"But he didn't go to Philadelphia, all the same. He had a very pretty scruple about subscribing his name to the hangman's list."

"He did not go for a reason which is perfectly well known--his illness forbade the journey."

"Yes," sneered the baronet, his pale eyes shifting away from my glance; "too ill for Philadelphia, but not too ill for New York, where, I am told, he has been most of the time since your--what d'ye call it?--Congress assembled."

I grew angry. "He went there to bury General Bradstreet. That, also, is well known. Information seems to reach the Valley but indifferently, Sir John. Everywhere else people understand and appreciate the imperative nature of the summons which called Colonel Schuyler to New York. The friendship of the two men has been a familiar matter of knowledge this fifteen years. I know not your notions of friendship's duties; but for a gentleman like Schuyler, scarcely a mortal illness itself could serve to keep him from paying the last respect to a friend whose death was such an affliction to him."

Johnson had begun some response, truculent in tone, when an interruption came from a most unexpected source.
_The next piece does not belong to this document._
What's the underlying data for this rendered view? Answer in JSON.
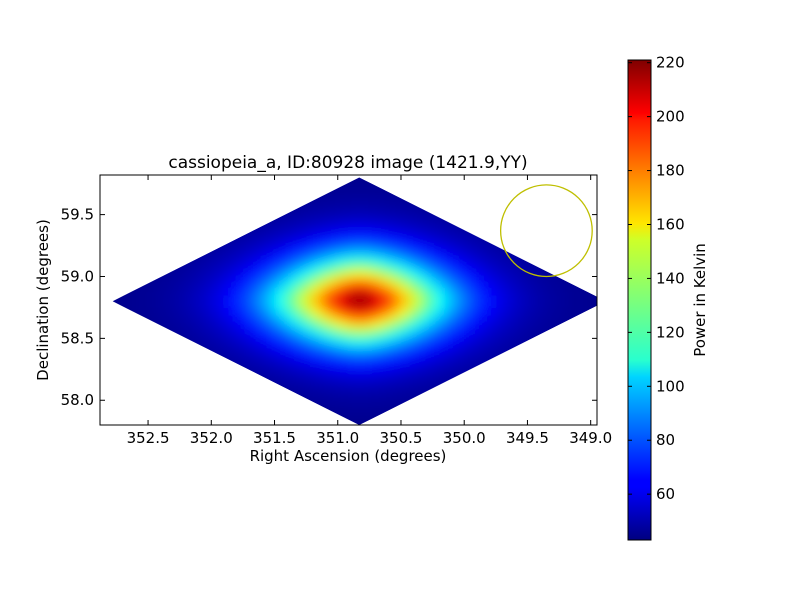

Philip Cross, who had looked at me closely without betraying any sign of recognition, put his hand now on Sir John's shoulder.

"Bradstreet?" he said. "Did I not know him? Surely he is the man who found his friend's wife so charming that he sent that friend to distant posts--to England, to Quebec, to Oswego, and Detroit--and amused himself here at home during the husband's absence. I am told he even built a mansion for her while the spouse was in London on business. So he is dead, eh?"
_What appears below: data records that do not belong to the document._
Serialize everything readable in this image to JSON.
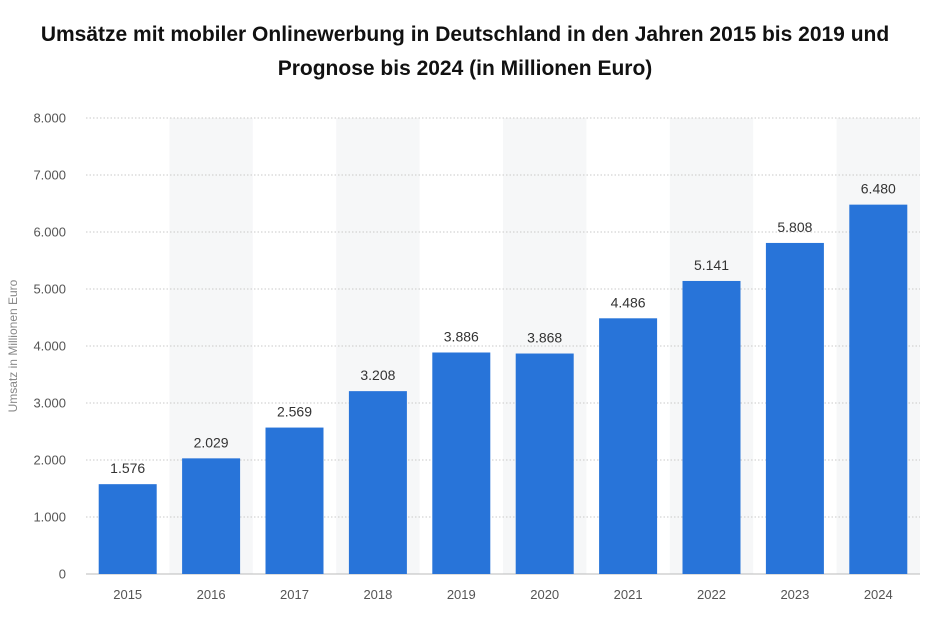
{
  "chart_data": {
    "type": "bar",
    "title_lines": [
      "Umsätze mit mobiler Onlinewerbung in Deutschland in den Jahren 2015 bis 2019 und",
      "Prognose bis 2024 (in Millionen Euro)"
    ],
    "ylabel": "Umsatz in Millionen Euro",
    "xlabel": "",
    "categories": [
      "2015",
      "2016",
      "2017",
      "2018",
      "2019",
      "2020",
      "2021",
      "2022",
      "2023",
      "2024"
    ],
    "values": [
      1576,
      2029,
      2569,
      3208,
      3886,
      3868,
      4486,
      5141,
      5808,
      6480
    ],
    "value_labels": [
      "1.576",
      "2.029",
      "2.569",
      "3.208",
      "3.886",
      "3.868",
      "4.486",
      "5.141",
      "5.808",
      "6.480"
    ],
    "ylim": [
      0,
      8000
    ],
    "yticks": [
      0,
      1000,
      2000,
      3000,
      4000,
      5000,
      6000,
      7000,
      8000
    ],
    "ytick_labels": [
      "0",
      "1.000",
      "2.000",
      "3.000",
      "4.000",
      "5.000",
      "6.000",
      "7.000",
      "8.000"
    ],
    "grid": true,
    "bar_color": "#2874d9",
    "band_color": "#f6f7f8",
    "grid_color": "#c9c9c9"
  }
}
I had felt the bitter purport of his words, almost before they were out. It was a familiar scandal in the mouths of the Johnson coterie--this foul assertion that Mrs. Schuyler, one of the best and most faithful of helpmates, as witty as she was beautiful, as good as she was diligent, in truth, an ideal wife, had pursued through many years a course of deceit and dishonor, and that her husband, the noblest son of our Colony, had been base enough to profit by it. Of all the cruel and malignant things to which the Tories laid their mean tongues, this was the lowest and most false. I could not refrain from putting my hand on my sword-hilt as I answered:

"Such infamous words as these are an insult to every gentleman, the world over, who has ever presented a friend to his family!"

Doubtless there was apparent in my face, as in the exaggerated formality of my bow to Cross, a plain invitation to fight. If there had not been, then my manner would have wofully belied my intent. It was, in fact, so plain that Daisy, who sat close by my side, and, like some others near at hand, had heard every word that had passed, half-started to her feet and clutched my sleeve, as with an appeal against my passionate purpose.

Her husband had not stirred from his erect and arrogant posture until he saw his wife's frightened action. I could see that he noted this, and that it further angered him. He also laid his hand on his sword now, and frigidly inclined his wigged head toward me.